Britain has used the poppy as its remembrance symbol since World War I, when a poem from the era recalled the fragile flower growing between gravestones in the Belgian region of Flanders. Queen Elizabeth II observed a two-minute silence privately. On Sunday, the queen, alongside political and military figures, had laid wreaths at the country's main war memorial, the Cenotaph, in central London.

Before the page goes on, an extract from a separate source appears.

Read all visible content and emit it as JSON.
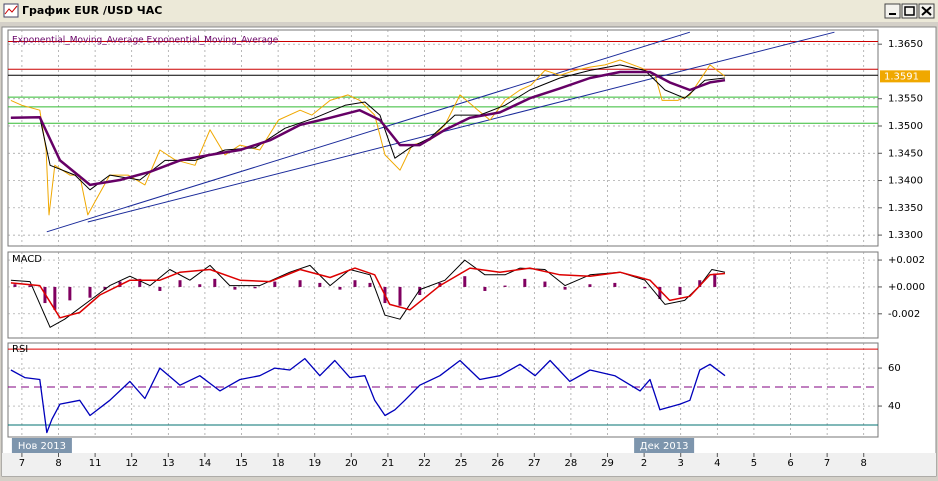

A remembrance ceremony also took place in Belgium in the medieval town of Ypres, where the buglers of the Last Post under the Menin Gate played their haunting tribute to the dead. Ever since the start of the centenary in August, the buglers at the massive gate have drawn large crowds of tourists and pilgrims. The gate's vaulted ceiling lists the names of more than 54,000 British and Commonwealth soldiers who lost their lives during World War I and have no known grave.

Later on Tuesday, US Vice President Joe Biden will lay a wreath at the Tomb of the Unknown Soldier at Arlington National Cemetery in Washington. And officials expect hundreds of thousands of people at the National Mall in Washington for a concert to commemorate Veterans Day, the holiday celebrated in the United States.